Samus in Other M is similar. It is slightly thrilling the way she responds in a complex fashion to minimal input, like when she appears to catch a glimpse of an enemy out of the corner of her eye and twist her body like some combination ninja/ballerina/gunslinger to blast it just before it gets her. I like moving Samus around just to see how she'll "handle" the situation. It's this sense of surprise that makes a player/protagonist relationship interesting, a fruitfully ambiguous fusion of self and other. When Samus does something cool, I feel cool, even if it was primarily her doing it.
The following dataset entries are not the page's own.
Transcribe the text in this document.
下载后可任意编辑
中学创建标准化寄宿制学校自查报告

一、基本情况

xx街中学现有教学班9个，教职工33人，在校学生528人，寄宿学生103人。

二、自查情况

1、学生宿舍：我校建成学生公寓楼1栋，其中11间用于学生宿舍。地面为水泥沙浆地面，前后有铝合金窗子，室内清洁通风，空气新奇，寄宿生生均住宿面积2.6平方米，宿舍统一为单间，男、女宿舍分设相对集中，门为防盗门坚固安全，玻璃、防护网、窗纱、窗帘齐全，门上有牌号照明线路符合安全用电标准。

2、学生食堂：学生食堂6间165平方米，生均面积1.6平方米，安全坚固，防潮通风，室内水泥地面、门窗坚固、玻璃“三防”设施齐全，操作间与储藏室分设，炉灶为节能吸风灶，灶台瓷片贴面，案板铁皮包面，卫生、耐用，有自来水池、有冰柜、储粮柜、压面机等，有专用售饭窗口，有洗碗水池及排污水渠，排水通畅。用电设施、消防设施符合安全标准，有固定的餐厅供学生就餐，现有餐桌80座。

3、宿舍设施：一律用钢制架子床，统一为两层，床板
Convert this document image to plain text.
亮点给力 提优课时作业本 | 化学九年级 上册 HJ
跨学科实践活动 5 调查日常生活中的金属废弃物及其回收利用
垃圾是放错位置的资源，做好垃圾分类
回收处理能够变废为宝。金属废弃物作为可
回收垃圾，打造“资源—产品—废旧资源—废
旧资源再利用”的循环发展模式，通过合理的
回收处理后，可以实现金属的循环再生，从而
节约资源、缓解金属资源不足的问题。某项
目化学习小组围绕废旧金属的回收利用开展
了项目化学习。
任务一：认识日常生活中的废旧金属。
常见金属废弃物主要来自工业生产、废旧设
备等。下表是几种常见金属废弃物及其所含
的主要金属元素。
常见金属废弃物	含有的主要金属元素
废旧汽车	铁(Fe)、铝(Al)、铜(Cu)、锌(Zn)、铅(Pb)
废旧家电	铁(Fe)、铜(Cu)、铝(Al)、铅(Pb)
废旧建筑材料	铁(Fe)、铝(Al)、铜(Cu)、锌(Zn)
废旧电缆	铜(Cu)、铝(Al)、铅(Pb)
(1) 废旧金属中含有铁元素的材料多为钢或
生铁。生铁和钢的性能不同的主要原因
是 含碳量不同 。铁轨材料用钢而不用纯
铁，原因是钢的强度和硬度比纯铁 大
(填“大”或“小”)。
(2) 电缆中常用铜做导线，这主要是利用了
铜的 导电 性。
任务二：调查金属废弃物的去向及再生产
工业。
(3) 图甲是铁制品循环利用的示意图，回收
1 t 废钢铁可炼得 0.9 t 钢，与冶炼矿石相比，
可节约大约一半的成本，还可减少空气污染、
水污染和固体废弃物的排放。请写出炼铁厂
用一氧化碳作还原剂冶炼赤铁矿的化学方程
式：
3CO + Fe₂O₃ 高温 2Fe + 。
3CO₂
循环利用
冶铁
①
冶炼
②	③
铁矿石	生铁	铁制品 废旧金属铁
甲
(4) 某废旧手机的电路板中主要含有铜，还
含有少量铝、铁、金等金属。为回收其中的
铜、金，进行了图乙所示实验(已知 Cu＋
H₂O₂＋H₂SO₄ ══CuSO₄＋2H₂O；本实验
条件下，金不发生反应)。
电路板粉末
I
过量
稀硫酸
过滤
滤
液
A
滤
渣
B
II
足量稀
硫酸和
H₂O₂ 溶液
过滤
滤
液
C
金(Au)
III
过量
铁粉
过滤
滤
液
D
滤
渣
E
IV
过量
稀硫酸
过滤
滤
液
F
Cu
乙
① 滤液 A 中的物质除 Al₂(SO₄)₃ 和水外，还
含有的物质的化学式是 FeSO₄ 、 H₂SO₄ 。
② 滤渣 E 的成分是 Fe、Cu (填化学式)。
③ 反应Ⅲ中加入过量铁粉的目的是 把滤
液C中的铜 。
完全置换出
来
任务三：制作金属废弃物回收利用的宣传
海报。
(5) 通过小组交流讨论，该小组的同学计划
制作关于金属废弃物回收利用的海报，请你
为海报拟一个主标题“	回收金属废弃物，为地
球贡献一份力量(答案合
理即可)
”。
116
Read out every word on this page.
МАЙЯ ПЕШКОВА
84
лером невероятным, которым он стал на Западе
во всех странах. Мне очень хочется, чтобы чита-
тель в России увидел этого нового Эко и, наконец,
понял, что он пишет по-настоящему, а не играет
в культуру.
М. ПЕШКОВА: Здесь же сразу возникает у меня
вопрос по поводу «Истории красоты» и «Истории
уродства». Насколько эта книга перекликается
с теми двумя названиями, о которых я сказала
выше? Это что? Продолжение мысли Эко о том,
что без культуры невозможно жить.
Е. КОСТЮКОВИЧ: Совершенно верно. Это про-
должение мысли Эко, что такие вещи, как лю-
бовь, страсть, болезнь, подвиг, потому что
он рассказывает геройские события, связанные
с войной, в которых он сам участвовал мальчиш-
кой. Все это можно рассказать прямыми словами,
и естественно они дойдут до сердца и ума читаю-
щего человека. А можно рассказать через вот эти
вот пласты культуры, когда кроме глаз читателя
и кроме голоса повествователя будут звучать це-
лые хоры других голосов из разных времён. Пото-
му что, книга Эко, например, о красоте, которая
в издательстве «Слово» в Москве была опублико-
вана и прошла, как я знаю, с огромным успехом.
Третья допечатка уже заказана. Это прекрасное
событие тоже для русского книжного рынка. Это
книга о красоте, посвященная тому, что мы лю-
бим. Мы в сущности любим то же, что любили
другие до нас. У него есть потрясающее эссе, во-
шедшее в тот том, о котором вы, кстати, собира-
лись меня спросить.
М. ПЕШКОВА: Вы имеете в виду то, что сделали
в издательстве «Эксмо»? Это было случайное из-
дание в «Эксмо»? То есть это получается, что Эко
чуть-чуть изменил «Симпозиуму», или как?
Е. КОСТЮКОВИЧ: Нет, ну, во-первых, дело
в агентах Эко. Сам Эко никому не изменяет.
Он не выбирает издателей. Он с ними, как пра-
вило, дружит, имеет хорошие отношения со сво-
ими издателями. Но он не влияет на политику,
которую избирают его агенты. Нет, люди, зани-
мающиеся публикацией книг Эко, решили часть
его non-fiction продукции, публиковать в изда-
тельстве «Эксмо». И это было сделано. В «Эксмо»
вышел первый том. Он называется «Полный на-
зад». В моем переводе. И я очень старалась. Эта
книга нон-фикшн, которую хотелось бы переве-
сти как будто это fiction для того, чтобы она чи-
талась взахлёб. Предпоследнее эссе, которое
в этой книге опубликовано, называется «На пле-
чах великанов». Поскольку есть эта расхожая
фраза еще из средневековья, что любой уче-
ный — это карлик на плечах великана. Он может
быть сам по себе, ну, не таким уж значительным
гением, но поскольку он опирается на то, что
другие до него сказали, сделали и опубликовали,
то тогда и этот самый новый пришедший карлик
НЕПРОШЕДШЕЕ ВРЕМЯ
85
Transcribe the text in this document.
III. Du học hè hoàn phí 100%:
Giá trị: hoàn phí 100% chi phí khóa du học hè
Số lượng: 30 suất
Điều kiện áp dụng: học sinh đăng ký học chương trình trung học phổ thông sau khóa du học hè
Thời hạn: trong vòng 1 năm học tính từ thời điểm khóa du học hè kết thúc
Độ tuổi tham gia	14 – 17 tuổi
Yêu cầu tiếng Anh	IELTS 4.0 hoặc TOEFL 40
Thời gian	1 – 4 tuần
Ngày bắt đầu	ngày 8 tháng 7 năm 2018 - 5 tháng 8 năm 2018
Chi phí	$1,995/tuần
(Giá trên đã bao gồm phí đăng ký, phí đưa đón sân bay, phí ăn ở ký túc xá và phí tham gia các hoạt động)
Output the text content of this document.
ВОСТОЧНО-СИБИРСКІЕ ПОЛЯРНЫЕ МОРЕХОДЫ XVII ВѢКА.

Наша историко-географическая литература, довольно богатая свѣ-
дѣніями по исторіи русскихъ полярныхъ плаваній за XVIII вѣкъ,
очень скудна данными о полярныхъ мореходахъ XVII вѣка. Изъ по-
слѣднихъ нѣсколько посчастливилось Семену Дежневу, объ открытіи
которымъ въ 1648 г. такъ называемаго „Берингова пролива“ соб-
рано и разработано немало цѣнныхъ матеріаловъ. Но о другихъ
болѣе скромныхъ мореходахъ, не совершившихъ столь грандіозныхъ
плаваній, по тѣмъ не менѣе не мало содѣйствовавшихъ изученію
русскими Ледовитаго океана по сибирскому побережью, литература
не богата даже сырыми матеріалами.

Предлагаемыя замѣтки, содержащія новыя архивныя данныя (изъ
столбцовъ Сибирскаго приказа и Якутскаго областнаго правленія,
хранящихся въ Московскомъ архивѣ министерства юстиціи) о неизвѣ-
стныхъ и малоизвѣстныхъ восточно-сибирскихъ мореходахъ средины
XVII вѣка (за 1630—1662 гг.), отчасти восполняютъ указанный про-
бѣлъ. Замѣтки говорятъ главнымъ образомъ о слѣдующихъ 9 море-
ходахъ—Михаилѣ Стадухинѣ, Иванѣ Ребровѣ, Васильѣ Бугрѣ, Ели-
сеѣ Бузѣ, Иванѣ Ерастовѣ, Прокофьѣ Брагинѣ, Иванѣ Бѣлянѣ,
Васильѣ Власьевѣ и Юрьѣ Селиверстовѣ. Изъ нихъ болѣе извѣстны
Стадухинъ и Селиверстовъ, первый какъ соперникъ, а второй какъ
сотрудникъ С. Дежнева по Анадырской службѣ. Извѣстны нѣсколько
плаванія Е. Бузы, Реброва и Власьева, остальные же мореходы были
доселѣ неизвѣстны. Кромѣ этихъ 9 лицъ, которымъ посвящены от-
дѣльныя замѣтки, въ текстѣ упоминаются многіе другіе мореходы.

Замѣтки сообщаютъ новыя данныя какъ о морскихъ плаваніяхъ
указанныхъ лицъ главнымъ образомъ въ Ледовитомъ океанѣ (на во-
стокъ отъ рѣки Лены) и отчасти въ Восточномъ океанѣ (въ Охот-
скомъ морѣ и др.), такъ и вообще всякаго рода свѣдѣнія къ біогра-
Other M's design is refreshing ultimately because it demonstrates a willingness to re-think 3D as a problem. In this way it reminds me a lot of early 3D games like Fade 2 BlackMega Man Legends, and Metal Gear Solid--all sequels to 2D games that deliberately preserved the orthogonal logic of 2D game design. Other M, however, benefits from a decade of 3D gaming, which allows it to mix-and-match 3D techniques that weren't around during the heyday of 3D experimentation. My favorite is how it switches to an off-set, over-the-shoulder camera (similar to Resident Evil 4) in certain rooms. In these rooms Samus slows to a walk and Other M suddenly controls like a conventional 3D game, but if you walk out of the room the camera and the controls switch back to orthogonal.

 

Other M uses this primarily to create suspense, or when the player enters a room too small for running. It feels nice and logical, like Samus has "decided" to have a closer look at a space. Unfortunately Other M doesn't really capitalize on these moments to build itself into a rich fictional world. Not that it has to to be a good game, but environmental narrative depth was one of the things Metroid Prime--Other M's single 3D predecessor--did exceedingly well. Other M borrows certain elements from Prime, like its 1st person camera with a "scanning" function, but it doesn't seem interested in using it to impart narrative information to the player, only gameplay information.

The only scannable objects in Other M are game items, whereas in Prime virtually everything in the environment--gameplay-related or not--was scannable, and would yield information that fleshed out the gameworld as a coherent fictional space. Other M has nicely detailed environments that easily could have supported a deeper scan function, but the team chose not to tell the story this way, instead opting for absurdly overblown, unskippable cut-scenes and a fairly linear game progression.  When things like the over-the-shoulder camera and first-person scan function are used for narrative effect, it is always in highly controlled (and highly frustrating) ways that quickly degenerate into "find the pixel".

Other M doesn't really follow through on the rich possibilities suggested by its fresh 3D paradigm, but I want to stress that the paradigm is very good, and I feel the game deserves credit for showcasing it. With better narrative design the game's elegant combination of first-person, over-the-shoulder, and orthogonal 3D schemes could have been shaped into a dense and rich experience on par with Metroid Prime, while simultaneously recapturing the fast-paced acrobatics of classic Metroid that the Prime series played down. The fact that it's crippled by bad narrative design, unnecessary linearity, and (towards the end) an over-reliance on combat makes it a less-compelling final product but not a less useful experiment. It's willingness to rethink 3D as a problem gives it a freshness many better games lack, and in many ways it generates the sort of experimental excitement 3D games haven't in over a decade.